Carpenter felt desolate. Out of friendship, he had stepped in to keep Launceston from destroying himself without realizing the true price he would have to pay. That act had consumed his life, his every thought; watching, cautioning, knowing that if he ever failed, his conscience would be scarred by the death of an innocent. Launceston’s burden had become his burden, and he could bear it no more. Yet, God help me, I have to. For if not me, who?
The Earl continued to watch the stagehand, unaware of his friend’s turmoil.
So much sacrifice and it was not even noticed. His rage now gone, Carpenter could not meet Launceston’s eye. ‘No more, Robert. I am spent.’
‘Then what is to become of me?’
Carpenter heard no emotion in the Earl’s voice, no regret or self-pity, only a baffled child trying to make sense of a parent’s decision. With an exhausted sigh, he replied, ‘You will find a way, Robert. All that I have done has taken its toll on me, but it is meaningless to you. You are broken inside. You need no one. You survive. The rest of us … we need friends, warmth, love.’
‘It means a great deal to me,’ the sallow man said in the same neutral tone he used when choosing wine or beer with his meal.

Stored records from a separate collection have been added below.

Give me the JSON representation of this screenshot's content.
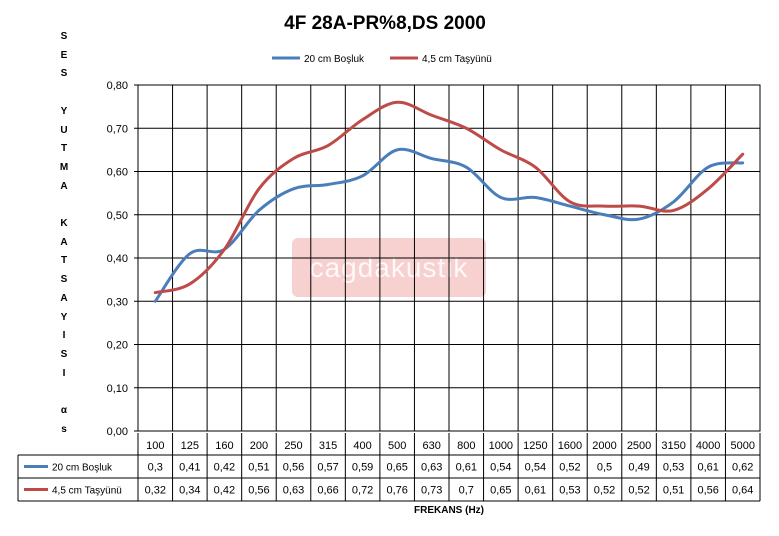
{
  "chart_data": {
    "type": "line",
    "title": "4F 28A-PR%8,DS 2000",
    "ylabel": "SES YUTMA KATSAYISI αs",
    "ylabel_letters": [
      "S",
      "E",
      "S",
      "",
      "Y",
      "U",
      "T",
      "M",
      "A",
      "",
      "K",
      "A",
      "T",
      "S",
      "A",
      "Y",
      "I",
      "S",
      "I",
      "",
      "α",
      "s"
    ],
    "xlabel": "FREKANS (Hz)",
    "ylim": [
      0,
      0.8
    ],
    "yticks": [
      "0,00",
      "0,10",
      "0,20",
      "0,30",
      "0,40",
      "0,50",
      "0,60",
      "0,70",
      "0,80"
    ],
    "categories": [
      "100",
      "125",
      "160",
      "200",
      "250",
      "315",
      "400",
      "500",
      "630",
      "800",
      "1000",
      "1250",
      "1600",
      "2000",
      "2500",
      "3150",
      "4000",
      "5000"
    ],
    "grid": true,
    "legend_position": "top",
    "series": [
      {
        "name": "20 cm Boşluk",
        "color": "#4a7ebb",
        "values": [
          0.3,
          0.41,
          0.42,
          0.51,
          0.56,
          0.57,
          0.59,
          0.65,
          0.63,
          0.61,
          0.54,
          0.54,
          0.52,
          0.5,
          0.49,
          0.53,
          0.61,
          0.62
        ],
        "labels": [
          "0,3",
          "0,41",
          "0,42",
          "0,51",
          "0,56",
          "0,57",
          "0,59",
          "0,65",
          "0,63",
          "0,61",
          "0,54",
          "0,54",
          "0,52",
          "0,5",
          "0,49",
          "0,53",
          "0,61",
          "0,62"
        ]
      },
      {
        "name": "4,5 cm Taşyünü",
        "color": "#be4b48",
        "values": [
          0.32,
          0.34,
          0.42,
          0.56,
          0.63,
          0.66,
          0.72,
          0.76,
          0.73,
          0.7,
          0.65,
          0.61,
          0.53,
          0.52,
          0.52,
          0.51,
          0.56,
          0.64
        ],
        "labels": [
          "0,32",
          "0,34",
          "0,42",
          "0,56",
          "0,63",
          "0,66",
          "0,72",
          "0,76",
          "0,73",
          "0,7",
          "0,65",
          "0,61",
          "0,53",
          "0,52",
          "0,52",
          "0,51",
          "0,56",
          "0,64"
        ]
      }
    ]
  },
  "watermark": "cagdakustik"
}
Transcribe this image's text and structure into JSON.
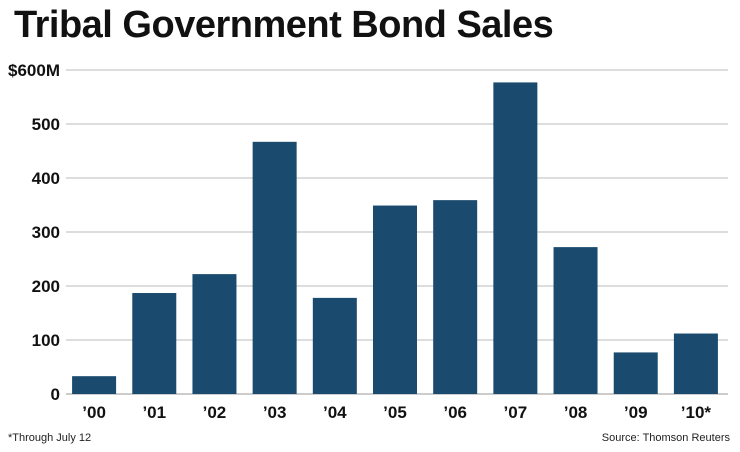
{
  "chart_data": {
    "type": "bar",
    "title": "Tribal Government Bond Sales",
    "categories": [
      "’00",
      "’01",
      "’02",
      "’03",
      "’04",
      "’05",
      "’06",
      "’07",
      "’08",
      "’09",
      "’10*"
    ],
    "values": [
      33,
      187,
      222,
      467,
      178,
      349,
      359,
      577,
      272,
      77,
      112
    ],
    "ylim": [
      0,
      600
    ],
    "yticks": [
      0,
      100,
      200,
      300,
      400,
      500,
      600
    ],
    "ytick_labels": [
      "0",
      "100",
      "200",
      "300",
      "400",
      "500",
      "$600M"
    ],
    "grid": true,
    "bar_color": "#1a4a6e",
    "grid_color": "#bbbbbb"
  },
  "footnote": "*Through July 12",
  "source": "Source: Thomson Reuters"
}
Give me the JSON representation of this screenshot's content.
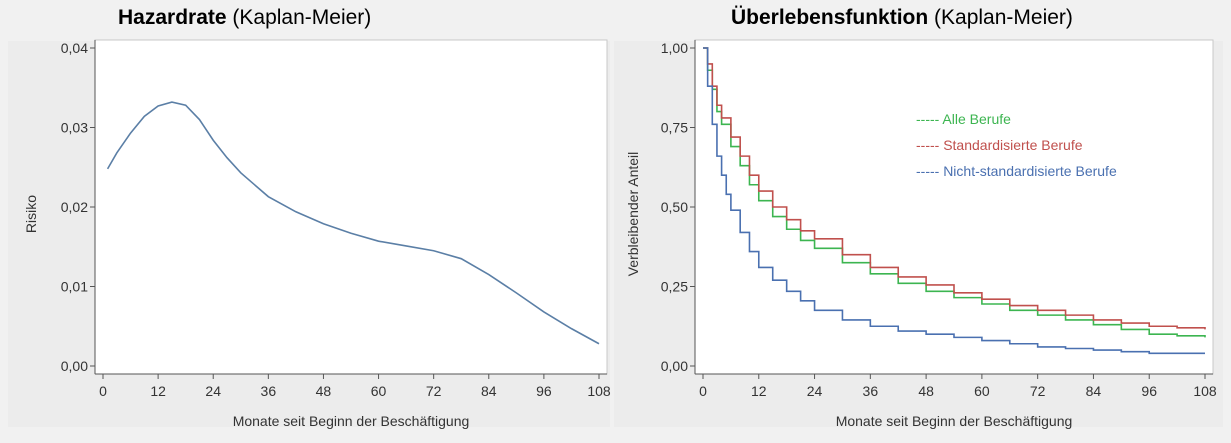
{
  "panels": [
    {
      "title_bold": "Hazardrate",
      "title_rest": " (Kaplan-Meier)"
    },
    {
      "title_bold": "Überlebensfunktion",
      "title_rest": " (Kaplan-Meier)"
    }
  ],
  "chart_data": [
    {
      "type": "line",
      "title": "Hazardrate (Kaplan-Meier)",
      "xlabel": "Monate seit Beginn der Beschäftigung",
      "ylabel": "Risiko",
      "xlim": [
        0,
        108
      ],
      "ylim": [
        0,
        0.04
      ],
      "xticks": [
        0,
        12,
        24,
        36,
        48,
        60,
        72,
        84,
        96,
        108
      ],
      "xtick_labels": [
        "0",
        "12",
        "24",
        "36",
        "48",
        "60",
        "72",
        "84",
        "96",
        "108"
      ],
      "yticks": [
        0,
        0.01,
        0.02,
        0.03,
        0.04
      ],
      "ytick_labels": [
        "0,00",
        "0,01",
        "0,02",
        "0,03",
        "0,04"
      ],
      "grid": false,
      "color": "#5b7fa6",
      "series": [
        {
          "x": [
            1,
            3,
            6,
            9,
            12,
            15,
            18,
            21,
            24,
            27,
            30,
            36,
            42,
            48,
            54,
            60,
            66,
            72,
            78,
            84,
            90,
            96,
            102,
            108
          ],
          "y": [
            0.0248,
            0.0268,
            0.0293,
            0.0314,
            0.0327,
            0.0332,
            0.0328,
            0.031,
            0.0284,
            0.0262,
            0.0243,
            0.0213,
            0.0194,
            0.0179,
            0.0167,
            0.0157,
            0.0151,
            0.0145,
            0.0135,
            0.0115,
            0.0092,
            0.0068,
            0.0047,
            0.0028
          ]
        }
      ]
    },
    {
      "type": "line",
      "title": "Überlebensfunktion (Kaplan-Meier)",
      "xlabel": "Monate seit Beginn der Beschäftigung",
      "ylabel": "Verbleibender Anteil",
      "xlim": [
        0,
        108
      ],
      "ylim": [
        0,
        1
      ],
      "xticks": [
        0,
        12,
        24,
        36,
        48,
        60,
        72,
        84,
        96,
        108
      ],
      "xtick_labels": [
        "0",
        "12",
        "24",
        "36",
        "48",
        "60",
        "72",
        "84",
        "96",
        "108"
      ],
      "yticks": [
        0,
        0.25,
        0.5,
        0.75,
        1.0
      ],
      "ytick_labels": [
        "0,00",
        "0,25",
        "0,50",
        "0,75",
        "1,00"
      ],
      "grid": false,
      "legend_position": "top-right",
      "series": [
        {
          "name": "Alle Berufe",
          "legend_label": "----- Alle Berufe",
          "color": "#3cb550",
          "x": [
            0,
            1,
            2,
            3,
            4,
            6,
            8,
            10,
            12,
            15,
            18,
            21,
            24,
            30,
            36,
            42,
            48,
            54,
            60,
            66,
            72,
            78,
            84,
            90,
            96,
            102,
            108
          ],
          "y": [
            1.0,
            0.93,
            0.87,
            0.8,
            0.76,
            0.69,
            0.63,
            0.57,
            0.52,
            0.47,
            0.43,
            0.395,
            0.37,
            0.325,
            0.29,
            0.26,
            0.235,
            0.215,
            0.195,
            0.175,
            0.16,
            0.145,
            0.13,
            0.115,
            0.1,
            0.095,
            0.09
          ]
        },
        {
          "name": "Standardisierte Berufe",
          "legend_label": "----- Standardisierte Berufe",
          "color": "#c0504d",
          "x": [
            0,
            1,
            2,
            3,
            4,
            6,
            8,
            10,
            12,
            15,
            18,
            21,
            24,
            30,
            36,
            42,
            48,
            54,
            60,
            66,
            72,
            78,
            84,
            90,
            96,
            102,
            108
          ],
          "y": [
            1.0,
            0.95,
            0.88,
            0.82,
            0.78,
            0.72,
            0.66,
            0.6,
            0.55,
            0.5,
            0.46,
            0.425,
            0.4,
            0.35,
            0.31,
            0.28,
            0.255,
            0.23,
            0.21,
            0.19,
            0.175,
            0.16,
            0.145,
            0.135,
            0.125,
            0.12,
            0.115
          ]
        },
        {
          "name": "Nicht-standardisierte Berufe",
          "legend_label": "----- Nicht-standardisierte Berufe",
          "color": "#4a70b0",
          "x": [
            0,
            1,
            2,
            3,
            4,
            5,
            6,
            8,
            10,
            12,
            15,
            18,
            21,
            24,
            30,
            36,
            42,
            48,
            54,
            60,
            66,
            72,
            78,
            84,
            90,
            96,
            102,
            108
          ],
          "y": [
            1.0,
            0.88,
            0.76,
            0.66,
            0.6,
            0.54,
            0.49,
            0.42,
            0.36,
            0.31,
            0.27,
            0.235,
            0.205,
            0.175,
            0.145,
            0.125,
            0.11,
            0.1,
            0.09,
            0.08,
            0.07,
            0.06,
            0.055,
            0.05,
            0.045,
            0.04,
            0.04,
            0.04
          ]
        }
      ]
    }
  ]
}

The spy looked his companion in the eye, and gave a weary smile and nod. ‘Of course. Now, let us find answers and put Will’s mind at rest.’
Slipping backstage to the tiring house, the two men found the players putting on their make-up and costumes. One man wore ram’s horns, his eyes ringed in black beneath cruel eyebrows. ‘You,’ Carpenter demanded, pointing. ‘What are you?’
‘The devil. Mephistophilis,’ the ferociously made-up man stuttered. ‘Who are you?’
‘Quiet, you common-kissing bum-bailey.’ Carpenter grabbed the devil by the undershirt. ‘I would know about the man who puts words in your mouth.’
‘Kit Marlowe?’
‘The same. He was here earlier?’
The player nodded, futilely looking for support from his fellows.
Launceston leaned in to the unsettled man and whispered in his ear, ‘What are you hiding from us?’
‘Nothing, truly. Master Marlowe was eager to make some final changes, that is all. It is not unusual. He places great weight upon small detail. But … but he was not himself.’
‘How so?’
‘He slipped into the Rose in cloak and hood and revealed his presence to us only at the last.’
Launceston and Carpenter exchanged a look. ‘What small details did he attend to?’ the scarred agent asked. ‘Show us.’
Reluctantly, the player led the two spies to the side of the stage. Keeping out of sight of the audience in the yard, the man in the devil’s costume indicated a magic circle painted in red on the stage. ‘Master Marlowe insisted on changes to yon design. New symbols etched around the outside of the circle. The marks already there served their purpose, in my opinion, but who can divine the mind of a great man like Christopher Marlowe?’
The Earl studied the markings. ‘The playwright came here in a manner that suggests he did not want to draw attention to himself,’ the pale-faced spy mused. ‘Yet all he did was alter a few scribblings on the boards? Do you take us for fools?’
The player recoiled from Launceston’s unwavering stare. ‘No, please stay your hand! I cannot pretend to look into his mind. Never had I seen him in such a mood. When I encountered him backstage, I took such fright. His eyes were wide with terror, his face so drained of blood he looked like a ghost. As if he feared the devil himself was at his back.’